Jesus zeugte mit Maria ein Kind
«Ja» würde die Antwort auf alle diese Fragen lauten, wenn es nach dem Willen von drei Männern ginge. Sie hatten sich schon vor rund einem Vierteljahrhundert in einem Sachbuch mit der später von Brown profitabel vermarkteten These beschäftigt: Jesus zeugte mit Maria Magdalena ein Kind und gründete damit eine Erblinie, die bis in unsere Zeit von der katholischen Obrigkeit skrupellos bekämpft wird.
Nach Angaben der Londoner «Times» verlangen die Kläger mindestens 10 Millionen Pfund (fast 15 Millionen Euro) dafür, dass sie ihre Vorwürfe der Verletzung von Urheberrechten aufgeben. Andernfalls wollen sie einen Bann für Browns «Da Vinci Code» sowie den Film in Großbritannien durchsetzen.
Folgenschwere Prozesse
Einem solchen Präzedenzfall könnten ähnlich folgenschwere Prozesse in anderen Ländern folgen.
Die Kläger sind Michael Baigent aus Neuseeland und der Amerikaner Richard Leigh. Zusammen mit dem Engländer Henry Lincoln, der sich aus gesundheitlichen Gründen der Klage nicht anschloss, hatten sie 1982 das Sachbuch «The Holy Blood and the Holy Grail» («Der heilige Gral und seine Erben») veröffentlicht.
Nun sagen Baigent und Leigh, dass ihre Grundstory einer kirchlichen Verschwörung, ja die «gesamte Architektur» ihres Buches, einfach für Browns Buch übernommen und zu einem Thriller ausgebaut wurde.
Filmfestspiele in Cannes
Besonders beachtet wird das Verfahren auch deshalb, weil es die Weltpremiere der Hollywood-Variante von «Da Vinci Code» mit Tom Hanks in der Starrolle bei den Filmfestspielen in Cannes Mitte Mai überschatten könnte. Vor allem aber, weil der Gerichtssaal zur Bühne für den amtierenden König des Genres Religionskrimi wird. Ausgerechnet der öffentlichkeitsscheue Dan Brown, der nur noch in Privatjets reist, weil er bei Linienflügen ständig um Autogramme gebeten wurde, soll vor laufenden Kameras aussagen.

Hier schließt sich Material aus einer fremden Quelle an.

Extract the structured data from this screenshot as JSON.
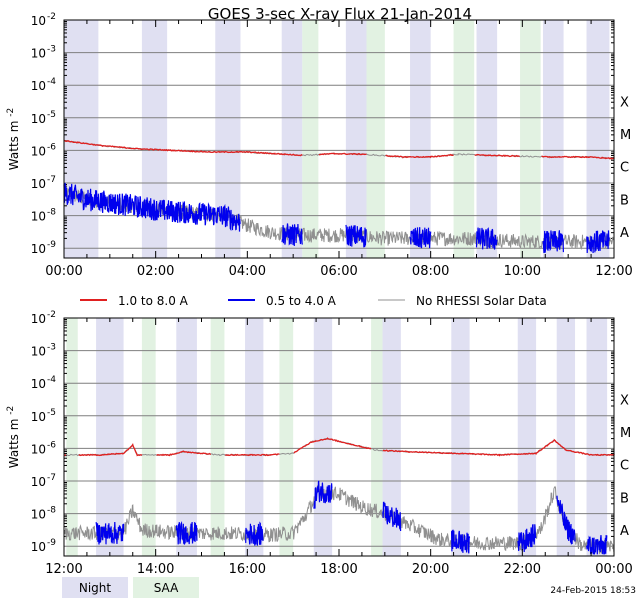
{
  "title": "GOES 3-sec X-ray Flux   21-Jan-2014",
  "ylabel": "Watts m",
  "ylabel_sup": "-2",
  "timestamp": "24-Feb-2015 18:53",
  "y_exponents": [
    -2,
    -3,
    -4,
    -5,
    -6,
    -7,
    -8,
    -9
  ],
  "y_exponent_labels": [
    "-2",
    "-3",
    "-4",
    "-5",
    "-6",
    "-7",
    "-8",
    "-9"
  ],
  "y_tick_base": "10",
  "flare_classes": [
    "X",
    "M",
    "C",
    "B",
    "A"
  ],
  "legend": {
    "long": "1.0 to 8.0 A",
    "short": "0.5 to 4.0 A",
    "rhessi": "No RHESSI Solar Data",
    "night": "Night",
    "saa": "SAA"
  },
  "colors": {
    "long": "#e02020",
    "short": "#0000ee",
    "rhessi": "#909090",
    "night": "#e0e0f2",
    "saa": "#e2f2e2",
    "grid": "#7f7f7f"
  },
  "chart_data": [
    {
      "type": "line",
      "panel": "top",
      "xlim_hours": [
        0,
        12
      ],
      "ylim_log10": [
        -9.3,
        -2
      ],
      "x_tick_labels": [
        "00:00",
        "02:00",
        "04:00",
        "06:00",
        "08:00",
        "10:00",
        "12:00"
      ],
      "night_hours": [
        [
          0.0,
          0.75
        ],
        [
          1.7,
          2.25
        ],
        [
          3.3,
          3.85
        ],
        [
          4.75,
          5.2
        ],
        [
          6.15,
          6.6
        ],
        [
          7.55,
          8.0
        ],
        [
          9.0,
          9.45
        ],
        [
          10.45,
          10.9
        ],
        [
          11.4,
          11.9
        ]
      ],
      "saa_hours": [
        [
          5.2,
          5.55
        ],
        [
          6.6,
          7.0
        ],
        [
          8.5,
          8.95
        ],
        [
          9.95,
          10.4
        ]
      ],
      "series": [
        {
          "name": "1.0 to 8.0 A",
          "points": [
            [
              0,
              -5.7
            ],
            [
              0.8,
              -5.85
            ],
            [
              1.6,
              -5.95
            ],
            [
              2.4,
              -6.0
            ],
            [
              3.2,
              -6.05
            ],
            [
              4.0,
              -6.05
            ],
            [
              4.6,
              -6.1
            ],
            [
              5.2,
              -6.15
            ],
            [
              5.9,
              -6.1
            ],
            [
              6.6,
              -6.12
            ],
            [
              7.4,
              -6.2
            ],
            [
              8.0,
              -6.2
            ],
            [
              8.6,
              -6.12
            ],
            [
              9.2,
              -6.15
            ],
            [
              10.0,
              -6.18
            ],
            [
              10.6,
              -6.2
            ],
            [
              11.4,
              -6.2
            ],
            [
              12.0,
              -6.25
            ]
          ]
        },
        {
          "name": "0.5 to 4.0 A",
          "points": [
            [
              0,
              -7.3
            ],
            [
              0.5,
              -7.5
            ],
            [
              1.0,
              -7.6
            ],
            [
              1.5,
              -7.7
            ],
            [
              2.2,
              -7.85
            ],
            [
              3.0,
              -7.95
            ],
            [
              3.5,
              -8.0
            ],
            [
              4.0,
              -8.3
            ],
            [
              4.5,
              -8.5
            ],
            [
              5.0,
              -8.6
            ],
            [
              5.6,
              -8.6
            ],
            [
              6.2,
              -8.6
            ],
            [
              7.0,
              -8.7
            ],
            [
              8.0,
              -8.7
            ],
            [
              9.0,
              -8.7
            ],
            [
              10.0,
              -8.8
            ],
            [
              11.0,
              -8.8
            ],
            [
              12.0,
              -8.8
            ]
          ]
        }
      ]
    },
    {
      "type": "line",
      "panel": "bottom",
      "xlim_hours": [
        12,
        24
      ],
      "ylim_log10": [
        -9.3,
        -2
      ],
      "x_tick_labels": [
        "12:00",
        "14:00",
        "16:00",
        "18:00",
        "20:00",
        "22:00",
        "00:00"
      ],
      "night_hours": [
        [
          12.7,
          13.3
        ],
        [
          14.45,
          14.9
        ],
        [
          15.95,
          16.35
        ],
        [
          17.45,
          17.85
        ],
        [
          18.95,
          19.35
        ],
        [
          20.45,
          20.85
        ],
        [
          21.9,
          22.3
        ],
        [
          22.75,
          23.15
        ],
        [
          23.4,
          23.85
        ]
      ],
      "saa_hours": [
        [
          12.05,
          12.3
        ],
        [
          13.7,
          14.0
        ],
        [
          15.2,
          15.5
        ],
        [
          16.7,
          17.0
        ],
        [
          18.7,
          18.95
        ]
      ],
      "series": [
        {
          "name": "1.0 to 8.0 A",
          "points": [
            [
              12,
              -6.2
            ],
            [
              12.8,
              -6.2
            ],
            [
              13.3,
              -6.15
            ],
            [
              13.5,
              -5.9
            ],
            [
              13.6,
              -6.2
            ],
            [
              14.3,
              -6.2
            ],
            [
              14.6,
              -6.1
            ],
            [
              15.4,
              -6.2
            ],
            [
              16.5,
              -6.2
            ],
            [
              17.0,
              -6.15
            ],
            [
              17.4,
              -5.8
            ],
            [
              17.75,
              -5.7
            ],
            [
              18.2,
              -5.85
            ],
            [
              18.8,
              -6.05
            ],
            [
              19.5,
              -6.1
            ],
            [
              20.5,
              -6.15
            ],
            [
              21.5,
              -6.2
            ],
            [
              22.3,
              -6.15
            ],
            [
              22.7,
              -5.75
            ],
            [
              22.95,
              -6.05
            ],
            [
              23.5,
              -6.2
            ],
            [
              24.0,
              -6.2
            ]
          ]
        },
        {
          "name": "0.5 to 4.0 A",
          "points": [
            [
              12,
              -8.6
            ],
            [
              12.7,
              -8.6
            ],
            [
              13.3,
              -8.6
            ],
            [
              13.5,
              -7.9
            ],
            [
              13.7,
              -8.5
            ],
            [
              14.5,
              -8.6
            ],
            [
              15.5,
              -8.6
            ],
            [
              16.5,
              -8.65
            ],
            [
              17.0,
              -8.6
            ],
            [
              17.3,
              -8.0
            ],
            [
              17.55,
              -7.3
            ],
            [
              18.0,
              -7.4
            ],
            [
              18.5,
              -7.8
            ],
            [
              19.0,
              -8.0
            ],
            [
              19.6,
              -8.4
            ],
            [
              20.2,
              -8.8
            ],
            [
              21.0,
              -8.9
            ],
            [
              22.0,
              -8.9
            ],
            [
              22.4,
              -8.5
            ],
            [
              22.7,
              -7.3
            ],
            [
              22.95,
              -8.4
            ],
            [
              23.3,
              -9.0
            ],
            [
              24.0,
              -9.0
            ]
          ]
        }
      ]
    }
  ]
}
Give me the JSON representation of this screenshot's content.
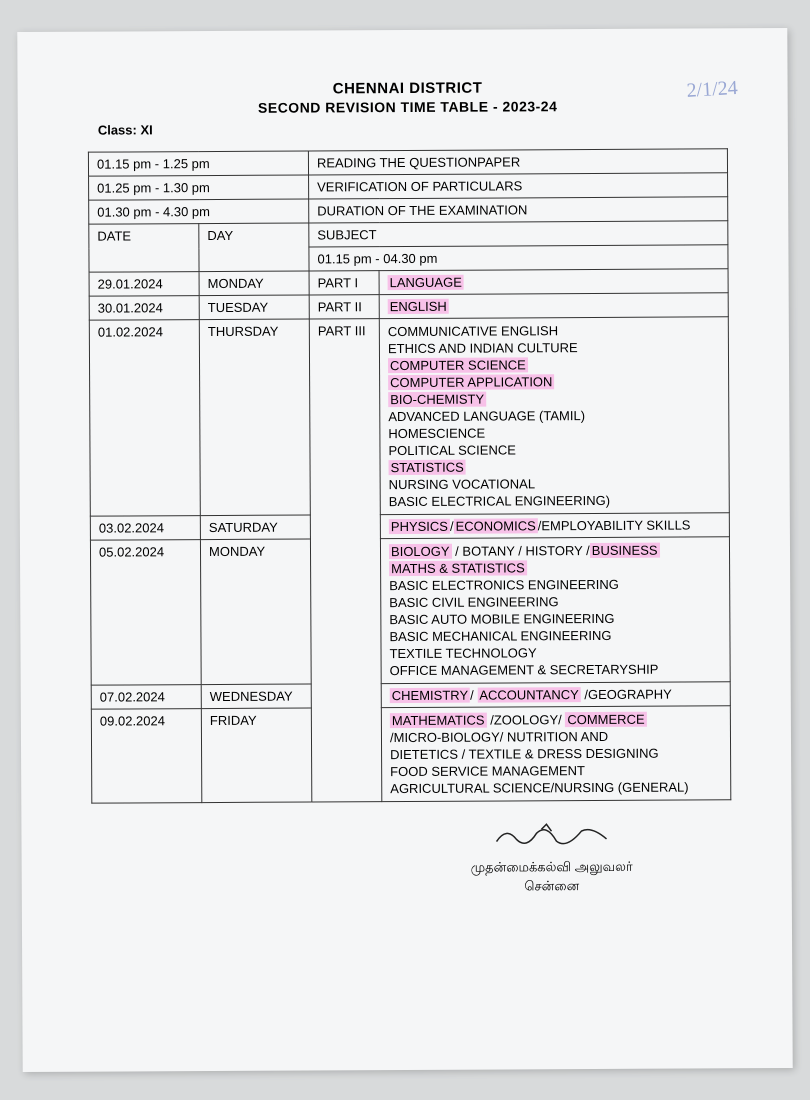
{
  "handwritten": "2/1/24",
  "header": {
    "title": "CHENNAI DISTRICT",
    "subtitle": "SECOND REVISION TIME TABLE - 2023-24"
  },
  "class_label": "Class: XI",
  "timing_rows": [
    {
      "time": "01.15 pm - 1.25 pm",
      "desc": "READING THE QUESTIONPAPER"
    },
    {
      "time": "01.25 pm - 1.30 pm",
      "desc": "VERIFICATION OF PARTICULARS"
    },
    {
      "time": "01.30 pm - 4.30 pm",
      "desc": "DURATION OF THE EXAMINATION"
    }
  ],
  "columns": {
    "date": "DATE",
    "day": "DAY",
    "subject": "SUBJECT",
    "session": "01.15  pm - 04.30 pm"
  },
  "rows": {
    "r1": {
      "date": "29.01.2024",
      "day": "MONDAY",
      "part": "PART I",
      "subjects": [
        {
          "text": "LANGUAGE",
          "hl": true
        }
      ]
    },
    "r2": {
      "date": "30.01.2024",
      "day": "TUESDAY",
      "part": "PART II",
      "subjects": [
        {
          "text": "ENGLISH",
          "hl": true
        }
      ]
    },
    "r3": {
      "date": "01.02.2024",
      "day": "THURSDAY",
      "part": "PART III",
      "subjects": [
        {
          "text": "COMMUNICATIVE ENGLISH",
          "hl": false
        },
        {
          "text": "ETHICS AND INDIAN CULTURE",
          "hl": false
        },
        {
          "text": "COMPUTER SCIENCE",
          "hl": true
        },
        {
          "text": "COMPUTER APPLICATION",
          "hl": true
        },
        {
          "text": "BIO-CHEMISTY",
          "hl": true
        },
        {
          "text": "ADVANCED  LANGUAGE (TAMIL)",
          "hl": false
        },
        {
          "text": "HOMESCIENCE",
          "hl": false
        },
        {
          "text": "POLITICAL SCIENCE",
          "hl": false
        },
        {
          "text": "STATISTICS",
          "hl": true
        },
        {
          "text": "NURSING VOCATIONAL",
          "hl": false
        },
        {
          "text": "BASIC ELECTRICAL ENGINEERING)",
          "hl": false
        }
      ]
    },
    "r4": {
      "date": "03.02.2024",
      "day": "SATURDAY",
      "segments": [
        {
          "text": "PHYSICS",
          "hl": true
        },
        {
          "text": "/",
          "hl": false
        },
        {
          "text": "ECONOMICS",
          "hl": true
        },
        {
          "text": "/EMPLOYABILITY SKILLS",
          "hl": false
        }
      ]
    },
    "r5": {
      "date": "05.02.2024",
      "day": "MONDAY",
      "lines": [
        [
          {
            "text": "BIOLOGY",
            "hl": true
          },
          {
            "text": " / BOTANY / HISTORY /",
            "hl": false
          },
          {
            "text": "BUSINESS",
            "hl": true
          }
        ],
        [
          {
            "text": "MATHS & STATISTICS",
            "hl": true
          }
        ],
        [
          {
            "text": "BASIC ELECTRONICS ENGINEERING",
            "hl": false
          }
        ],
        [
          {
            "text": "BASIC CIVIL ENGINEERING",
            "hl": false
          }
        ],
        [
          {
            "text": "BASIC AUTO MOBILE ENGINEERING",
            "hl": false
          }
        ],
        [
          {
            "text": "BASIC MECHANICAL ENGINEERING",
            "hl": false
          }
        ],
        [
          {
            "text": "TEXTILE TECHNOLOGY",
            "hl": false
          }
        ],
        [
          {
            "text": "OFFICE MANAGEMENT & SECRETARYSHIP",
            "hl": false
          }
        ]
      ]
    },
    "r6": {
      "date": "07.02.2024",
      "day": "WEDNESDAY",
      "segments": [
        {
          "text": "CHEMISTRY",
          "hl": true
        },
        {
          "text": "/ ",
          "hl": false
        },
        {
          "text": "ACCOUNTANCY",
          "hl": true
        },
        {
          "text": " /GEOGRAPHY",
          "hl": false
        }
      ]
    },
    "r7": {
      "date": "09.02.2024",
      "day": "FRIDAY",
      "lines": [
        [
          {
            "text": "MATHEMATICS",
            "hl": true
          },
          {
            "text": " /ZOOLOGY/ ",
            "hl": false
          },
          {
            "text": "COMMERCE",
            "hl": true
          }
        ],
        [
          {
            "text": "/MICRO-BIOLOGY/ NUTRITION AND",
            "hl": false
          }
        ],
        [
          {
            "text": "DIETETICS / TEXTILE & DRESS DESIGNING",
            "hl": false
          }
        ],
        [
          {
            "text": "FOOD SERVICE MANAGEMENT",
            "hl": false
          }
        ],
        [
          {
            "text": "AGRICULTURAL SCIENCE/NURSING (GENERAL)",
            "hl": false
          }
        ]
      ]
    }
  },
  "footer": {
    "line1": "முதன்மைக்கல்வி அலுவலர்",
    "line2": "சென்னை"
  },
  "colors": {
    "highlight": "#f7c1e8",
    "paper": "#f5f6f7",
    "bg": "#d8dadb",
    "border": "#333333"
  }
}
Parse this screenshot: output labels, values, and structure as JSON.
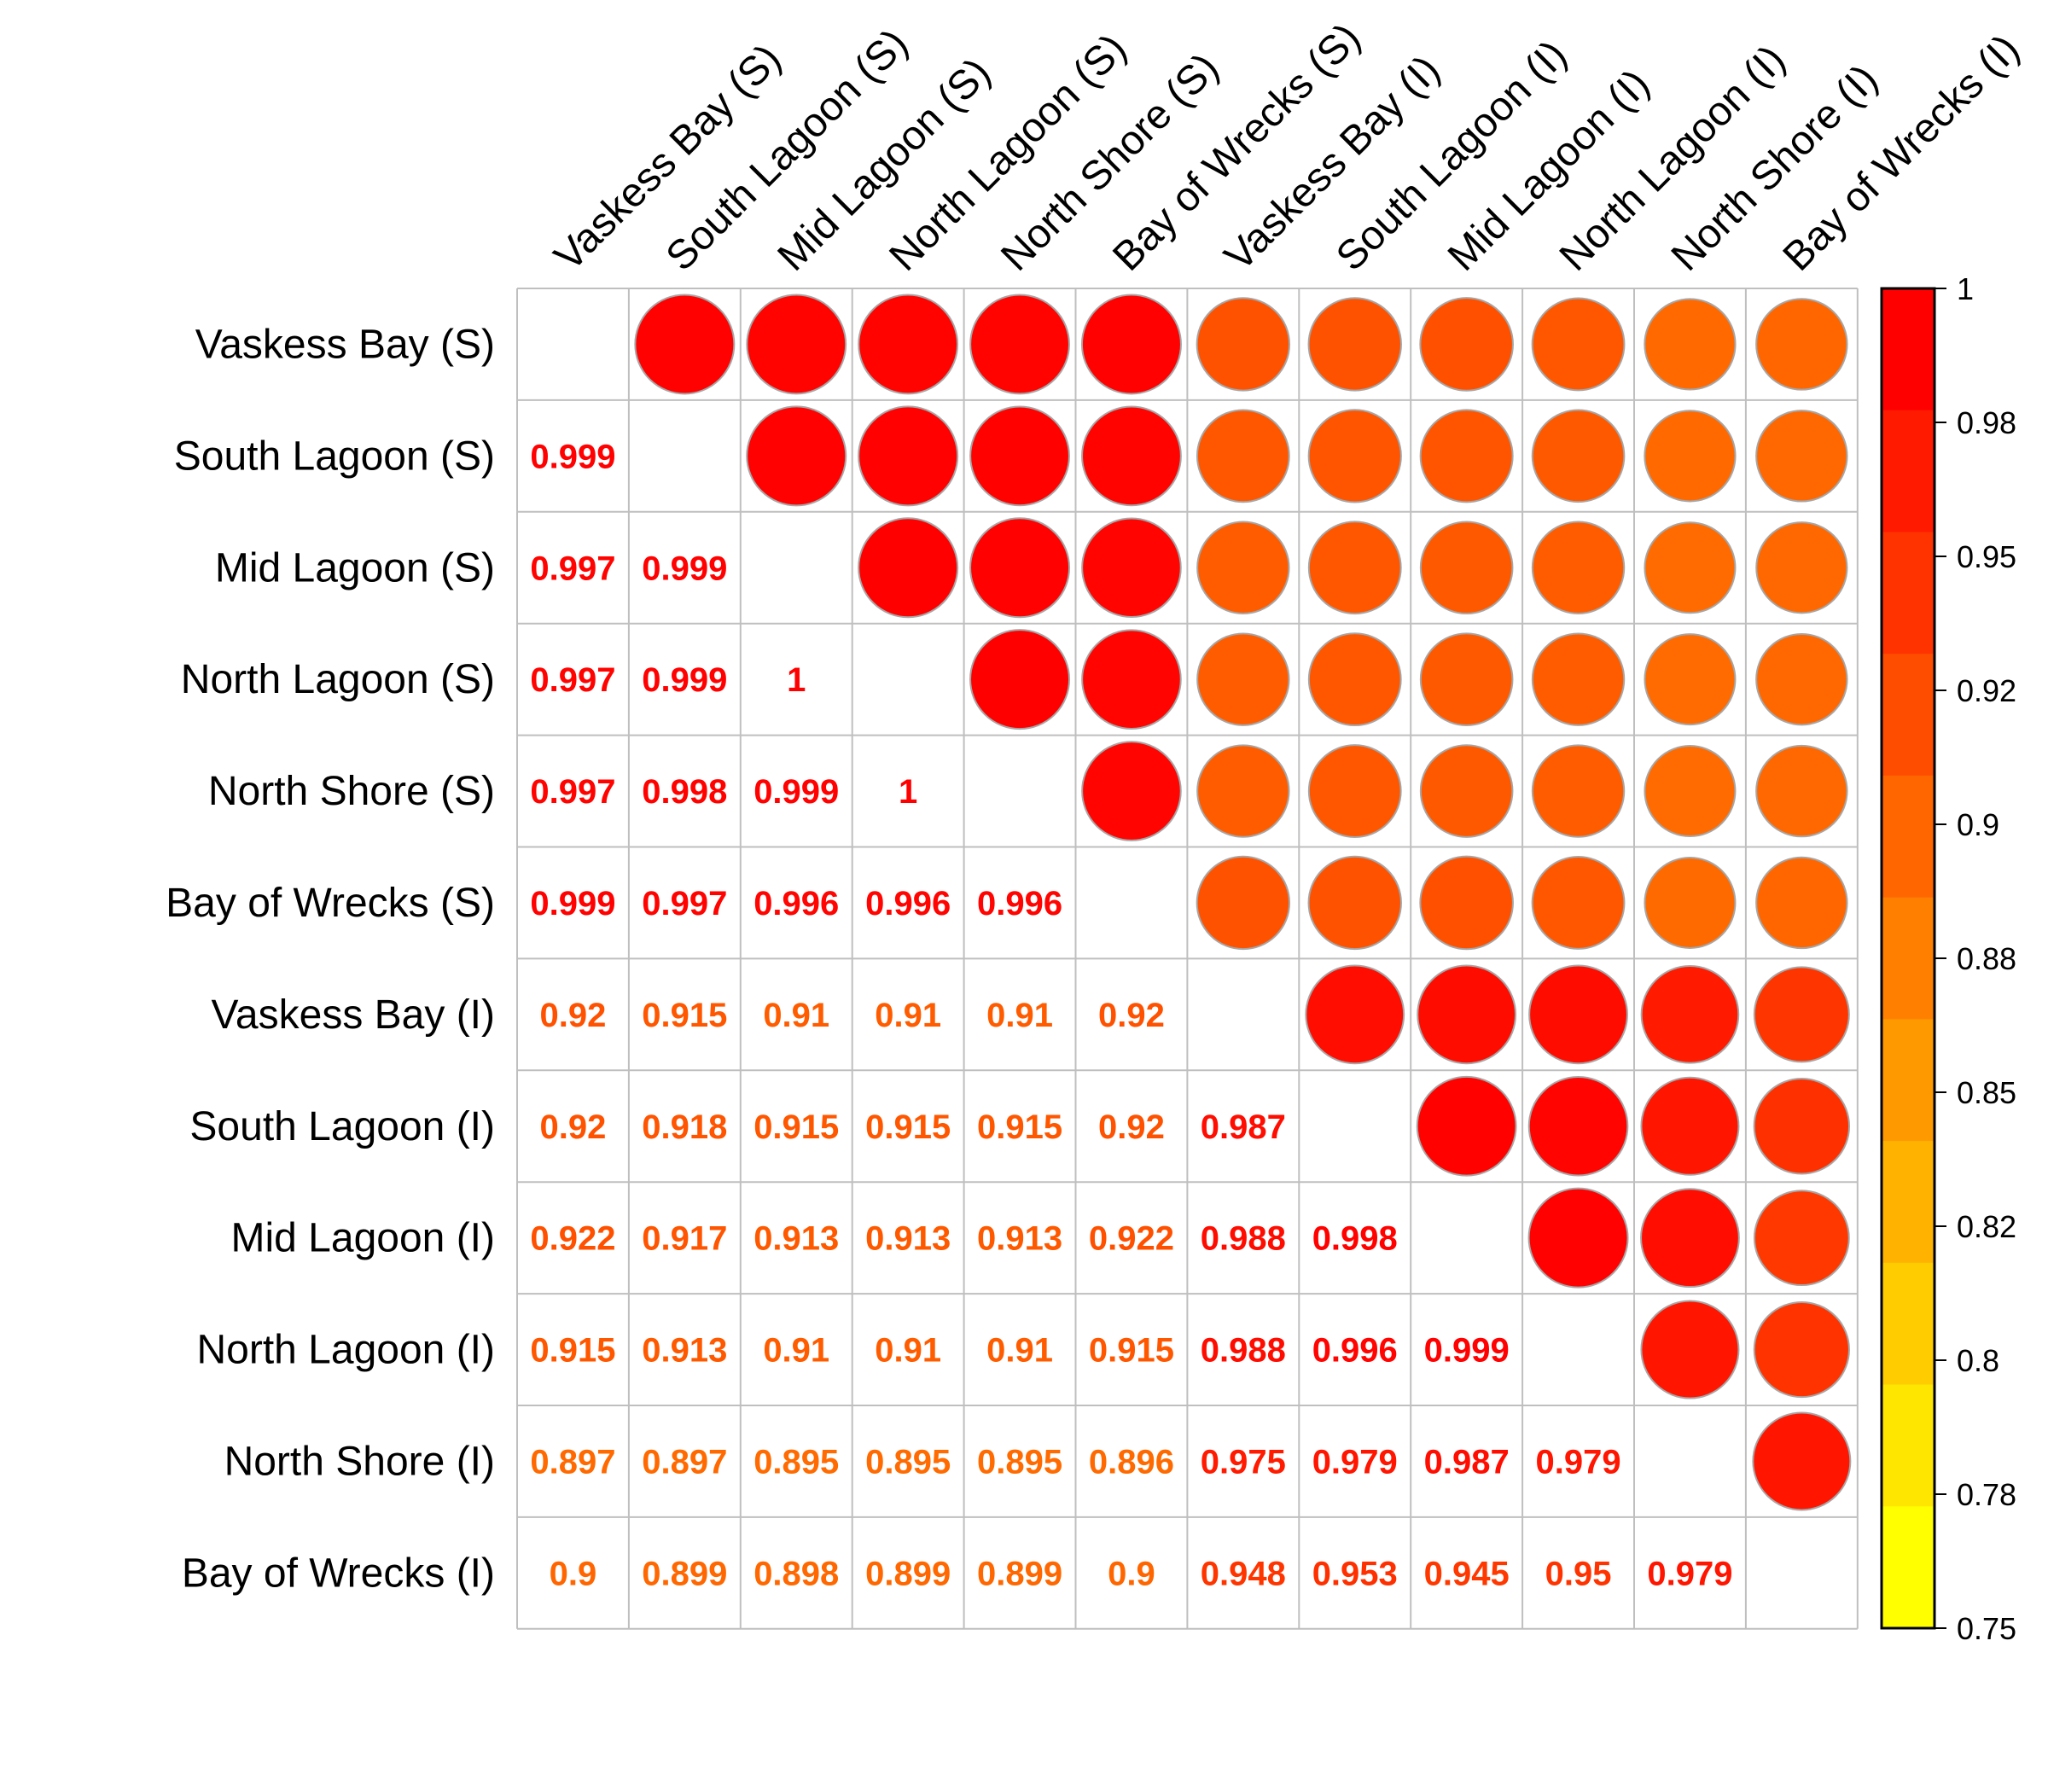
{
  "chart_data": {
    "type": "heatmap",
    "title": "",
    "labels": [
      "Vaskess Bay (S)",
      "South Lagoon (S)",
      "Mid Lagoon (S)",
      "North Lagoon (S)",
      "North Shore (S)",
      "Bay of Wrecks (S)",
      "Vaskess Bay (I)",
      "South Lagoon (I)",
      "Mid Lagoon (I)",
      "North Lagoon (I)",
      "North Shore (I)",
      "Bay of Wrecks (I)"
    ],
    "lower_triangle_labels": [
      [],
      [
        "0.999"
      ],
      [
        "0.997",
        "0.999"
      ],
      [
        "0.997",
        "0.999",
        "1"
      ],
      [
        "0.997",
        "0.998",
        "0.999",
        "1"
      ],
      [
        "0.999",
        "0.997",
        "0.996",
        "0.996",
        "0.996"
      ],
      [
        "0.92",
        "0.915",
        "0.91",
        "0.91",
        "0.91",
        "0.92"
      ],
      [
        "0.92",
        "0.918",
        "0.915",
        "0.915",
        "0.915",
        "0.92",
        "0.987"
      ],
      [
        "0.922",
        "0.917",
        "0.913",
        "0.913",
        "0.913",
        "0.922",
        "0.988",
        "0.998"
      ],
      [
        "0.915",
        "0.913",
        "0.91",
        "0.91",
        "0.91",
        "0.915",
        "0.988",
        "0.996",
        "0.999"
      ],
      [
        "0.897",
        "0.897",
        "0.895",
        "0.895",
        "0.895",
        "0.896",
        "0.975",
        "0.979",
        "0.987",
        "0.979"
      ],
      [
        "0.9",
        "0.899",
        "0.898",
        "0.899",
        "0.899",
        "0.9",
        "0.948",
        "0.953",
        "0.945",
        "0.95",
        "0.979"
      ]
    ],
    "upper_triangle": "circles sized and colored by correlation value",
    "diagonal": "blank",
    "colorbar": {
      "min": 0.75,
      "max": 1,
      "ticks": [
        "1",
        "0.98",
        "0.95",
        "0.92",
        "0.9",
        "0.88",
        "0.85",
        "0.82",
        "0.8",
        "0.78",
        "0.75"
      ],
      "colors_top_to_bottom": [
        "#ff0000",
        "#ff1a00",
        "#ff3300",
        "#ff4d00",
        "#ff6600",
        "#ff8000",
        "#ff9900",
        "#ffb300",
        "#ffcc00",
        "#ffe600",
        "#ffff00"
      ]
    },
    "legend_position": "right"
  }
}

Allerdings wird der Autor, der mit seinen Büchern umgerechnet schon 300 Millionen Euro verdiente, keineswegs als Angeklagter vor Gericht stehen. Er wurde als Zeuge im Verfahren «Baigent versus Random House» geladen. Nach englischem Recht ist «Plagiat» durch eine Person nicht justiziabel. Die Klage richtet sich deshalb gegen ein Unternehmen, Browns US-Verlag Random House.
Provokation mit Anagramm
Dessen Anwälte argumentieren, der Schriftsteller habe für «Sakrileg» legal eine Vielzahl unterschiedlicher Quellen verwendet. Baigent und Leigh führen ins Feld, Brown habe in erster Linie ihr Jesus-Buch «ausgeschlachtet». Er habe in «Sakrileg» sogar übermütig auf seine Hauptquelle aufmerksam gemacht: So sei der Charakter Leigh Teabing eine Anspielung auf die Männer, die jetzt als Kläger auftreten: Leigh stehe für Richard Leigh, Teabing sei eines der von Brown so gern verwendeten Anagramme und stehe für Baigent.
Im August 2005 war Brown von anderen Plagiationsvorwürfen freigesprochen worden: Damals ging es um Ideen aus zwei Büchern des Autors Lewis Perdue. Ein Gericht in New York entschied, dass die Ähnlichkeiten «nur oberflächlich» seien.